Entre Israël et la Palestine, « nous avons besoin de mesures pratiques, pas de postures »

Share on facebook
Share on twitter
Share on linkedin
Share on print
Share on email
LE MONDE | 16.01.2017 à 10h01 • Mis à jour le 16.01.2017 à 10h31 | Propos recueillis par Marc Semo

Après la conférence de Paris pour la paix, le chercheur Michael Herzog estime que la situation va évoluer en fonction des choix de l’administration Trump.

Brigadier général de réserve et ancien responsable de la planification à l’état-major israélien, Michael Herzog est chercheur associé au Washington Institute for Near East Policy. Il a participé aux négociations de paix israélo-palestiniennes depuis 1993.

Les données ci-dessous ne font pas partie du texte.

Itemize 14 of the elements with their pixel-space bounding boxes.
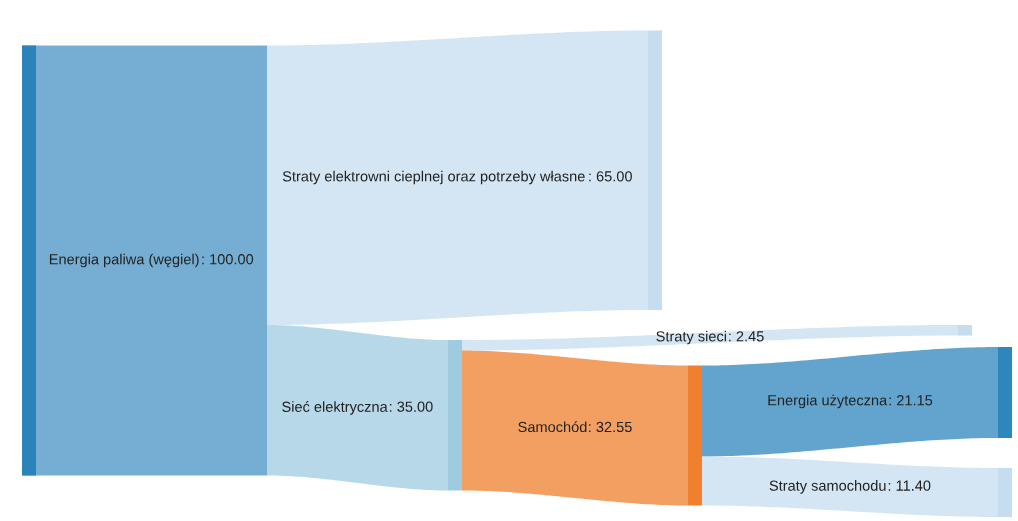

Comment jugez-vous la conférence de Paris ?

Les espoirs qu’y mettent les Palestiniens me semblent aussi exagérés que la peur des autorités israéliennes. Cette conférence, au mieux, ne peut avoir qu’un poids symbolique, celui de 75 pays affirmant en commun leur appui à la solution de deux Etats. C’est la seule solution. Mais le rappel de tels principes, aussi méritoire soit-il, n’aura aucun effet. L’enjeu, désormais, est ce que décidera de faire la nouvelle administration américaine et il n’y aura rien à attendre de l’ONU ces prochains mois. Le communiqué final ne dissuadera pas Donald Trump de poursuivre ses projets et les objectifs qu’il s’est fixés, même si nous ne les connaissons pas.


Comment voyez-vous le vote par le Conseil de sécurité, le 23 décembre 2016, de la résolution demandant l’arrêt de la colonisation ?

Le gel des implantations est dans l’intérêt même à long terme d’Israël et dans la logique de la solution à deux Etats. Israël ne devrait pas autoriser de nouvelles constructions dans les zones où nous supposons que sera établi un futur Etat palestinien. Mais c’est aussi une résolution très déséquilibrée qui fait faire un pas en arrière. Elle est ressentie comme telle par de nombreux Israéliens, y compris partisans de la paix, parce qu’elle considère comme faisant partie de la Palestine tout ce qui est au-delà des lignes de 1967, sans tenir compte, même a minima, des impératifs sécuritaires ou de sentiments historiques israéliens. Elle ne permettra donc pas de progrès. Nous avons besoin de mesures pratiques, pas de postures.


Comment relancer le processus de paix ?
Il faut agir et penser multilatéralement. Les pressions pour remettre à la table des négociations Israéliens et Palestiniens n’ont rien donné et elles ne pouvaient rien donner. Pour des raisons différentes, aussi bien Benyamin Nétanyahou que le président Mahmoud Abbas ne sont actuellement pas en mesure de prendre de grandes décisions. L’Autorité palestinienne est délégitimée, car il n’y a pas eu d’élection présidentielle depuis 2005 et d’élections parlementaires depuis 2006. Le premier ministre israélien, lui, est sous la pression du gouvernement le plus à droite de l’histoire du pays. L’administration américaine qui s’installe est une inconnue. Dans une telle situation, la seule chose possible est de garder les fenêtres ouvertes pour de futures négociations en faisant des petits pas concrets. Quels peuvent-ils être ? Il y a le gel des implantations, qui est, je le répète, dans l’intérêt d’Israël. Il est nécessaire, aussi, de donner des aides économiques dans les territoires palestiniens et de permettre une plus libre circulation des hommes comme des biens et des services. Il faudrait discuter d’un cessez-le-feu à long terme avec le Hamas et de la reconstruction de Gaza, en même temps que d’une coopération sécuritaire avec l’Egypte. Il faut, enfin, renforcer la gouvernance de l’Autorité palestinienne ainsi que la société civile.